Letter to the Editor
Dispase-assisted vitrectomy for epiretinal prostheses implantation
Article first published online: 6 APR 2011
Copyright © 2011 Acta Ophthalmologica Scandinavica Foundation
Volume 90, Issue 2, pages e163–e165, March 2012
How to Cite
Ivastinovic, D., Langmann, G., Aigelsreiter, A., Georgi, T., Wedrich, A. and Velikay-Parel, M. (2012), Dispase-assisted vitrectomy for epiretinal prostheses implantation. Acta Ophthalmologica, 90: e163–e165. doi: 10.1111/j.1755-3768.2010.02084.x
- Issue published online: 28 FEB 2012
- Article first published online: 6 APR 2011
We previously reported about a new surgical method for the implantation of epiretinal prostheses in porcine eyes (Ivastinovic et al. 2010a). While performing vitrectomy as part of the implantation procedure, we noted a strong vitreoretinal adherence hampering a complete removal of the posterior vitreous cortex. However, close proximity between the electrodes and ganglion cells is crucial for successful induction of visual perception with epiretinal implants (de Balthasar et al. 2008). Although in elderly humans posterior vitreous detachment (PVD) is commonly observed during vitrectomy, vitreoschisis might occur at different levels owing to the multilamellar structure of the posterior hyaloid (Sebag 2008). Hence, considerable amounts of vitreous remnants might still remain attached to the inner limiting lamina (ILL). Intravitreal pharmacological adjuncts, such as plasmin and dispase, have been shown to facilitate PVD. While plasmin hydrolyses laminin and fibronectin, which play key roles in the vitreoretinal attachment, dispase additionally degrades type IV collagen in the ILL, which supports the attachment of the vitreous cortex to the ILL (Wang et al. 2004). The incidence of dispase-related complications including preretinal haemorrhage, vitreous inflammation and morphological retinal damage proved to be dose dependent and more likely to occur after prolonged exposure (Wang et al. 2004). To obviate these adverse effects, the injected dose of dispase should not exceed 50 μg, and the incubation should be limited at 15 min (Oliviera et al. 2001). The aim of our study was to evaluate the efficacy and safety of 50 μg dispase at the proposed exposure in porcine eyes with respect to epiretinal prostheses implantation.
We performed an experimental study in eight domestic pigs weighting 20–25 kg. This animal trial was approved by the Austrian legal authorities and the Medical University of Graz. The animals were treated according to guidelines of the Association for Research in Vision and Ophthalmology. Surgeries were performed under sterile conditions in general anaesthesia using standard parameters. One day before surgery, dispase (isolated from Bacillus polymyxa; Roche Diagnostics, Grenzach-Wyhlen, Germany) was diluted with phosphate-buffered saline to 50 μg/0.05 ml (pH = 7.4) under sterile conditions and stored at +4°C. After core vitrectomy, dispase was injected into the midvitreous cavity. The sclerotomies were temporarily closed, and the infusion stopped. After incubation of 15 min, the remaining vitreous was carefully removed. Clinical examination with indirect ophthalmoscopy was performed in general anaesthesia 4–6 weeks after surgery. After painless euthanization, the eyes were enucleated and processed for histological and immunohistochemical examination for glial fibrillary acidic protein (GFAP) to explore the extent of retinal damage.

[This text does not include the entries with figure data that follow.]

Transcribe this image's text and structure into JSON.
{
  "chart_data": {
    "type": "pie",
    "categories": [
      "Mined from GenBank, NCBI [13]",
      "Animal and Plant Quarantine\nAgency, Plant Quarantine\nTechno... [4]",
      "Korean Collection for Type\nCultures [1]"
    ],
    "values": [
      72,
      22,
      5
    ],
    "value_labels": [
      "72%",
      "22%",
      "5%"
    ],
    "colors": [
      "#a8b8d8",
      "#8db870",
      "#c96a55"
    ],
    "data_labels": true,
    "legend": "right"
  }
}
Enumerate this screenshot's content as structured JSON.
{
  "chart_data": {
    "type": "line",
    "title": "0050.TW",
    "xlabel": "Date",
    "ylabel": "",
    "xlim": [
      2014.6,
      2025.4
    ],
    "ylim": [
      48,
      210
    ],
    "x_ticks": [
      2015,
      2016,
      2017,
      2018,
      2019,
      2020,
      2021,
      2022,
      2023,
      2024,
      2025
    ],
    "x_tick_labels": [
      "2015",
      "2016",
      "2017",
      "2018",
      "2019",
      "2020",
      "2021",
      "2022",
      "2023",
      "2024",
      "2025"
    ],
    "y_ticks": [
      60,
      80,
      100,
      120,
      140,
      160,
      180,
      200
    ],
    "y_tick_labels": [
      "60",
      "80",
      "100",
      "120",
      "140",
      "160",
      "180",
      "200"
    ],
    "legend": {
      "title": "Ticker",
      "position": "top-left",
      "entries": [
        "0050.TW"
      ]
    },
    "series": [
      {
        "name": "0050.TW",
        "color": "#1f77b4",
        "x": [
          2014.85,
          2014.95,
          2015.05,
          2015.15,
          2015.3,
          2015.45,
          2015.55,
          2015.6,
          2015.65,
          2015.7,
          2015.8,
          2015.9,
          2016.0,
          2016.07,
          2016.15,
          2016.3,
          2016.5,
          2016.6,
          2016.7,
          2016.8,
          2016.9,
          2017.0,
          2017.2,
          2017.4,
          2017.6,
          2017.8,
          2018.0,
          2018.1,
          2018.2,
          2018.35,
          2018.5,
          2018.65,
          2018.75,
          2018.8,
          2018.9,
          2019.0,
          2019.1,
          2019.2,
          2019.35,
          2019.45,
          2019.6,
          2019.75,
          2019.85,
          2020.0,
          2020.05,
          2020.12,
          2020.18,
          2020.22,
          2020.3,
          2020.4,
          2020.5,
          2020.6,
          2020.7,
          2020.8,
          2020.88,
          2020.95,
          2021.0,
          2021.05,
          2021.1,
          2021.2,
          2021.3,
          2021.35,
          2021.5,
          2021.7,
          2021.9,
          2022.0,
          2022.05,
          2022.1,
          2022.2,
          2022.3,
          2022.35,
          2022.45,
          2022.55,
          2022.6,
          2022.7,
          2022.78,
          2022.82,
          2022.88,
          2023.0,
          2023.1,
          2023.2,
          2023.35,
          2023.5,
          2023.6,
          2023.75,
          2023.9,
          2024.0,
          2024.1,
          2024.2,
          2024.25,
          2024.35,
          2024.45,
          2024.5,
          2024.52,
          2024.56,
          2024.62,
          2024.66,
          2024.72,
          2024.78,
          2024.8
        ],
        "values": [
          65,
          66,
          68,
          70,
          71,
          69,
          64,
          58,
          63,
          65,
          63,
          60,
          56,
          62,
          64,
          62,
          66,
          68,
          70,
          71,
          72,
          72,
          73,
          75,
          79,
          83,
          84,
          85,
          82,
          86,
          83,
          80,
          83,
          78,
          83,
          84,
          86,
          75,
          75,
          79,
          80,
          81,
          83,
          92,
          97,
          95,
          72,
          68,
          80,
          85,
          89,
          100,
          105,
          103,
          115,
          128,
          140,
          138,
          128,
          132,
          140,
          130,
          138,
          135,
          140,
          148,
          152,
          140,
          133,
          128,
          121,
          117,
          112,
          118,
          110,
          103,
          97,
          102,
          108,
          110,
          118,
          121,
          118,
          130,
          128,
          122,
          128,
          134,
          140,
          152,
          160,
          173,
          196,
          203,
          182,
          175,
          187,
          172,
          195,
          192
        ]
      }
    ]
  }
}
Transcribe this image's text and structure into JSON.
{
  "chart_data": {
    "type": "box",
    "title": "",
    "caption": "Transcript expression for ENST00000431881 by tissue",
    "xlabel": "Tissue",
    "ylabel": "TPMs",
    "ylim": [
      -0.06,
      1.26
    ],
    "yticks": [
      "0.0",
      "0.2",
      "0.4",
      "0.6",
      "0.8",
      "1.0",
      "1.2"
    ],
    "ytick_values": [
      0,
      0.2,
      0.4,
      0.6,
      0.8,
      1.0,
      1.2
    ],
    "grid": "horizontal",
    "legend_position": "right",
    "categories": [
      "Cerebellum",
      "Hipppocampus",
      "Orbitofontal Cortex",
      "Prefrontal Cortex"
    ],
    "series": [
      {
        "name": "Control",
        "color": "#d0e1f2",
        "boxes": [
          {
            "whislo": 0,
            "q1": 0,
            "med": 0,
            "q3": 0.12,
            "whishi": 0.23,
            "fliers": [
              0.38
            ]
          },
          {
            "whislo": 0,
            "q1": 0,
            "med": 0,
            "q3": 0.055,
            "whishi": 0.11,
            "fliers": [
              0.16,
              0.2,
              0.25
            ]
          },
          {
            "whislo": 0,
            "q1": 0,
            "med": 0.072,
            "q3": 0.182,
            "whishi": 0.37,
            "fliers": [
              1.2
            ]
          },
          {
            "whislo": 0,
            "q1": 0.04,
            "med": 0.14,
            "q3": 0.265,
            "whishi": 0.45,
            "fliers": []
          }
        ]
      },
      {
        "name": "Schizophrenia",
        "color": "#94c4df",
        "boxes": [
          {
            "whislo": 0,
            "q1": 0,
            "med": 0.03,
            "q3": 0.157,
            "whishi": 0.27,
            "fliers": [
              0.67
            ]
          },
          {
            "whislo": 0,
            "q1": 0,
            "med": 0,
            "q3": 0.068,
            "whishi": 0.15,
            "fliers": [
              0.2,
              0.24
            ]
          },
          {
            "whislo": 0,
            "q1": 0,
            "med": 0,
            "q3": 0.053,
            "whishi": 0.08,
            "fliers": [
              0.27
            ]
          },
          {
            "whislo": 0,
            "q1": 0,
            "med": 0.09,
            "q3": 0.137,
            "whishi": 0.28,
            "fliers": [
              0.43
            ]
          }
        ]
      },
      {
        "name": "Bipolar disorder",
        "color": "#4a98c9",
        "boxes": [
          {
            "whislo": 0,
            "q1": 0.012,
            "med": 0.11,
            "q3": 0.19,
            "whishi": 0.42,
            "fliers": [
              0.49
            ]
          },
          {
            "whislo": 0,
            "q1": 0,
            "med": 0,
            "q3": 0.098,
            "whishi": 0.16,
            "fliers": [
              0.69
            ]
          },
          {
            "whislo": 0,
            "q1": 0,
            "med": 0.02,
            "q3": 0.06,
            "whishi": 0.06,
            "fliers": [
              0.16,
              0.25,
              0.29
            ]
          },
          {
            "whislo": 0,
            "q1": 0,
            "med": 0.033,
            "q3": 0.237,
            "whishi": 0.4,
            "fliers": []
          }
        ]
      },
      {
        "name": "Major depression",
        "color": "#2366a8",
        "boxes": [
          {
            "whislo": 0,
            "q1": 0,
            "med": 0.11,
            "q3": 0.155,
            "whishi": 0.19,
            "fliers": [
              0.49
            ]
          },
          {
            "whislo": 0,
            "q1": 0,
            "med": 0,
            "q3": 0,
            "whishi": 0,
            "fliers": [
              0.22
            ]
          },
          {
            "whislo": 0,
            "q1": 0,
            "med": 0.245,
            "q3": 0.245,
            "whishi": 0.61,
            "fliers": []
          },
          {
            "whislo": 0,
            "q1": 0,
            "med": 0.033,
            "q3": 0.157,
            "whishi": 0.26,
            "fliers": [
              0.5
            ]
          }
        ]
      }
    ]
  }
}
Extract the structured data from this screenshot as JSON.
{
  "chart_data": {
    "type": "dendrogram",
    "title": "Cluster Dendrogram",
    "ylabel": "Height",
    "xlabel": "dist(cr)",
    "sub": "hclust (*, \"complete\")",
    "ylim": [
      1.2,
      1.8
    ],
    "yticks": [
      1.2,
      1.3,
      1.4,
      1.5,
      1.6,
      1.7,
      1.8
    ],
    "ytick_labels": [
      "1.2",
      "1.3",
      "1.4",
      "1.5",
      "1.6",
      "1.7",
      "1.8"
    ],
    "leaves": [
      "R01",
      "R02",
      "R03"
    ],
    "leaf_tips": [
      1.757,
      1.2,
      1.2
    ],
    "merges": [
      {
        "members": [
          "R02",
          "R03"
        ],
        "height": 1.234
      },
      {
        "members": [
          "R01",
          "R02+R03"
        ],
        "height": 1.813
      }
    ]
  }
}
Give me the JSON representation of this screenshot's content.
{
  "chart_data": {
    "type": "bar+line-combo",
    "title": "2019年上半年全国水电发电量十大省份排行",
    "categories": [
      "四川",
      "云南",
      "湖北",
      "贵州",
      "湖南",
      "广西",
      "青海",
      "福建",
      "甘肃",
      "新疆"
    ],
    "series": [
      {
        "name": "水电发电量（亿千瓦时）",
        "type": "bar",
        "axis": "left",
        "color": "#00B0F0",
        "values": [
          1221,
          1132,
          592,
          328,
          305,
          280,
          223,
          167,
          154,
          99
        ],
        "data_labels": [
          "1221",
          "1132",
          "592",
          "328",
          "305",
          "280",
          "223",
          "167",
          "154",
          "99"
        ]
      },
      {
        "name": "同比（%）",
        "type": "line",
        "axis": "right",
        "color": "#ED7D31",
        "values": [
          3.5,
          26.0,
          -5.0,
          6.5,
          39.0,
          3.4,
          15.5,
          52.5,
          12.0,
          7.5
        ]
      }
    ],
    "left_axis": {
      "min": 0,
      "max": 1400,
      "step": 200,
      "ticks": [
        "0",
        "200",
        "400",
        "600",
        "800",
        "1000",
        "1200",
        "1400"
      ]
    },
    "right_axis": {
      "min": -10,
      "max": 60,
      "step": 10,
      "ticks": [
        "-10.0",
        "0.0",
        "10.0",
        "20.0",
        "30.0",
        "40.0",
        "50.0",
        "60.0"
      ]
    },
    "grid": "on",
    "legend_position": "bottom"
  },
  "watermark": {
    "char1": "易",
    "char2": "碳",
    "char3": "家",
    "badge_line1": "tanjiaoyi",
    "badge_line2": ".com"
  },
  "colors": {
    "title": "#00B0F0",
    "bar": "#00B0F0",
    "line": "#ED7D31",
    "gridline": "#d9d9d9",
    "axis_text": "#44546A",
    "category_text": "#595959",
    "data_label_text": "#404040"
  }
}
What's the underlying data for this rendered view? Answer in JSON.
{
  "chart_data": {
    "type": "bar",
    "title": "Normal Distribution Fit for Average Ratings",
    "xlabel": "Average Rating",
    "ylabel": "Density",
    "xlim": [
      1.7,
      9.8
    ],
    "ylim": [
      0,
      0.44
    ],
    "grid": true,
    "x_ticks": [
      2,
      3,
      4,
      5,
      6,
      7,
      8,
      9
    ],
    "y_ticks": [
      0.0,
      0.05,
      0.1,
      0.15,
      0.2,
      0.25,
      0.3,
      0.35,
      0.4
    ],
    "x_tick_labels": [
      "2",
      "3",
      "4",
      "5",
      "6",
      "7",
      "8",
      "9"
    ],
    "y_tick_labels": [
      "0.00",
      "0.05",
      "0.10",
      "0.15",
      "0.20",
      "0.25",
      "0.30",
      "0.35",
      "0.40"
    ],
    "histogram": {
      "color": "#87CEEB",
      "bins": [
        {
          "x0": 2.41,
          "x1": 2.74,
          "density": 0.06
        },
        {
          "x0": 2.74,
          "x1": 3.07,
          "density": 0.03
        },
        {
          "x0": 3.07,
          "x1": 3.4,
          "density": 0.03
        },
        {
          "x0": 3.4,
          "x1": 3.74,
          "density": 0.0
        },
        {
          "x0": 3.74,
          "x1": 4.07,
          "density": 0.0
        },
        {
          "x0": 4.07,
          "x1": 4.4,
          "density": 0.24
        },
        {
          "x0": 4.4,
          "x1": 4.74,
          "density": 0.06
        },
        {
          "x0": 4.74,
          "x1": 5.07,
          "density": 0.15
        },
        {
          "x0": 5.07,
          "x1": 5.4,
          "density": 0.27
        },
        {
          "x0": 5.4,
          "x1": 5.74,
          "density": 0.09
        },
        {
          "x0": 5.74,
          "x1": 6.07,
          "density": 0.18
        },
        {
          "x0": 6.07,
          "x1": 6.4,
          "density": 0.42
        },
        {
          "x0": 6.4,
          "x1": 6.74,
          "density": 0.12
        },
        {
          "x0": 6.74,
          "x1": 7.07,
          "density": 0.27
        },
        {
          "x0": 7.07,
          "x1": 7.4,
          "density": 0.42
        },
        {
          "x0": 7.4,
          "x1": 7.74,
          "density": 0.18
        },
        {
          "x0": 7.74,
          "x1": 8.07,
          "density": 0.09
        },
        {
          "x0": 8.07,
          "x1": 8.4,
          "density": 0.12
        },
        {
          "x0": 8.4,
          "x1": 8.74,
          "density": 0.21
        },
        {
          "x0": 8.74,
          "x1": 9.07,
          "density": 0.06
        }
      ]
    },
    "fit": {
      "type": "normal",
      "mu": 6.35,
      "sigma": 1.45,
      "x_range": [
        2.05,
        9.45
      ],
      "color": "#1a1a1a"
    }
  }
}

After dispase injection, PVD was induced with suction of the cutter, and the remaining vitreous could easily be removed in all animals. In four eyes, we observed spontaneous preretinal haemorrhage (Fig. 1). After the observation period, no obvious retinal pathology, such as disruption of ILL, was noted clinically. The vitreous cavity was clear in five eyes; three eyes showed a visible vitreous haze. On histological examination, complete vitreoretinal dehiscence was observed in six eyes while two eyes showed slight strands of the posterior hyaloid (Fig. 2). The vitreous haze consisted of a fibrin meshwork with inflammatory cells (Fig. 3). Immunohistochemistry revealed slight GFAP upregulation in the inner retina (Fig. 2C).
We used dispase in our study because of its commercial availability at relatively low costs. Intravitreal injection of 50 μg dispase (0.025 U) with an exposure of 15 min facilitates the complete removal of the posterior vitreous cortex and would provide a close contact between the epiretinal implant and the inner retina. However, hydrolysis of the extravascular matrix causing preretinal haemorrhage and immune response to dispase as a foreign protein still remain a concern. The extent of GFAP upregulation in our study corresponds to GFAP upregulation after vitrectomy alone (Ivastinovic et al. 2010b). In conclusion, though no structural retinal damage was observed, we do not recommend dispase as pharmacological adjunct in humans undergoing epiretinal prostheses implantation due its potential toxicity.